Com mais impostos e subvenções públicas, o Estado protetor tornou-se um Estado voraz, que confisca e esbanja os recursos do país. Tendo perdido seu New Deal, a esquerda francesa continua promovendo uma relação fetal com o mundo real: a vida de um cidadão é como a de um embrião aninhado em uma mãe bondosa, o Estado, que lhe fornece uma dieta de subsídios pelo cordão umbilical. Continuamos aguardando o momento em que a criança enfrentará o mundo.
Apesar de tudo isso, para a maioria de seus cidadãos, ainda é desejável viver na França. O país tem uma das taxas de natalidade mais altas da Europa, um sinal de confiança no futuro. Manter a posição de principal destino turístico do mundo reflete o apelo de um certo refinamento "à la française".
Nas últimas semanas, a cultura francesa teve outros triunfos além do prêmio Nobel para Modiano. O magnífico Museu Picasso acabou de ser reaberto em Paris, evocando uma época não muito distante em que artistas do mundo inteiro, incluindo Foujita, Hemingway, Neruda e Chagall, queriam morar na França. O imperador francês do alto luxo, Bernard Arnault, inaugurou sua Fundação Louis Vuitton, um centro impressionante de cultura contemporânea projetado por Frank Gehry.
Um aspecto raramente sublinhado da crise francesa é a autoimagem excessivamente sombria da França, segundo propaga a mídia do país. Tenho a impressão de que essa visão complacentemente consternada da França é em grande parte uma construção jornalística que surgiu durante a gestão de Nicolas Sarkozy.
Como a maioria dos jornalistas franceses é de esquerda, eles deixaram de atacar o ex-presidente para adotar um tom pessimista a princípio, pois sabem que notícias apocalípticas aumentam a vendagem dos jornais. Em consequência, o presidente Hollande é caçado com cartuchos feitos para atingir seu antecessor.
Essa compulsão despertou um eco mimético na imprensa internacional. Todavia, o que os jornais daqui e do exterior escrevem sobre a França não condiz com as experiências ou atitudes da maioria das pessoas que vivem no país. Meus compatriotas são muito mais desembaraçados, corajosos e elegantes do que o que é escrito sobre eles.
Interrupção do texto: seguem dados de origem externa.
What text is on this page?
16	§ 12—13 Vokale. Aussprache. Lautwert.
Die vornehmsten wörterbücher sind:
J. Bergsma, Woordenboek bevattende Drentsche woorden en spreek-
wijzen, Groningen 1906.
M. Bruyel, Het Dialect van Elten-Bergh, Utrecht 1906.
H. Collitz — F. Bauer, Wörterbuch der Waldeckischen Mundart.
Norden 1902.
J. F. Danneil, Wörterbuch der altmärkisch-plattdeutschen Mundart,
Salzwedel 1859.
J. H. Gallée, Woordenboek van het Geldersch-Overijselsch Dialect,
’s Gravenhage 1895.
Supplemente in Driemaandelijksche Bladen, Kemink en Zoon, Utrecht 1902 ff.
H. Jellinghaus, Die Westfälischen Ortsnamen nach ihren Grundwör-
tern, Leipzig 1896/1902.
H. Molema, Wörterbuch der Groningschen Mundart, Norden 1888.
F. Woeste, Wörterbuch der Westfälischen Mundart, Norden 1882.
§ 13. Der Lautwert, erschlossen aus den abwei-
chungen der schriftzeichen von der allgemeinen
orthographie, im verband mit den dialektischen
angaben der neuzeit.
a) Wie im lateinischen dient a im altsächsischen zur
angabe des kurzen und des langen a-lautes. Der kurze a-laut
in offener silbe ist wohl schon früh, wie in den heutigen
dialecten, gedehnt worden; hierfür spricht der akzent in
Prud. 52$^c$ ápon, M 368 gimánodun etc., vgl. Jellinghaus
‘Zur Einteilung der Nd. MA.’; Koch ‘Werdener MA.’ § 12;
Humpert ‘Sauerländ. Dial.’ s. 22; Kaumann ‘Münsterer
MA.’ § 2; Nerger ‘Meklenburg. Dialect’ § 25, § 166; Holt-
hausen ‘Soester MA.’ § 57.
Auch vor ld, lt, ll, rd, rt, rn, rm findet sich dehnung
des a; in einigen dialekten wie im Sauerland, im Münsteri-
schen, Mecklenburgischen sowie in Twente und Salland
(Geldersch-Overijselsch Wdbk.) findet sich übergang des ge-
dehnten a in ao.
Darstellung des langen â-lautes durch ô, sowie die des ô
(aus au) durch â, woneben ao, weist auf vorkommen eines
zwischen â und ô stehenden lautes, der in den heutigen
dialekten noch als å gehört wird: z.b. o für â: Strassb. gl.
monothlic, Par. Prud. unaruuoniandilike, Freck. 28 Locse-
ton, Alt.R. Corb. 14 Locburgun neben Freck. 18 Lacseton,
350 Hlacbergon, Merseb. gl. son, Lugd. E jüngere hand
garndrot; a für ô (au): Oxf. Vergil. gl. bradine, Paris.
A maioria dos visitantes estrangeiros não sai da França com lembranças de uma estada em uma nação-fantasma.
Portanto, o tema em questão não é meramente a crise francesa, mas a construção dramatizada pela mídia de uma novela horripilante visando vender mais exemplares. A casta jornalística não teme estigmatizar políticos que ela detesta e inveja, assim exercendo poder sobre a opinião pública. "Enfatize o lado negativo", parece ser seu mantra.
No final das contas, tudo isso depende da perspectiva adotada. Se você acha que a vida se resume a ganhos financeiros, certamente a França não é o melhor país para fazer fortuna.
Mas, para quem considera a vida em termos de bom gosto, a França ainda é uma exceção enigmática, talvez até irritante, para o resto do mundo.
Marc Lambron é escritor e membro da Academia Francesa.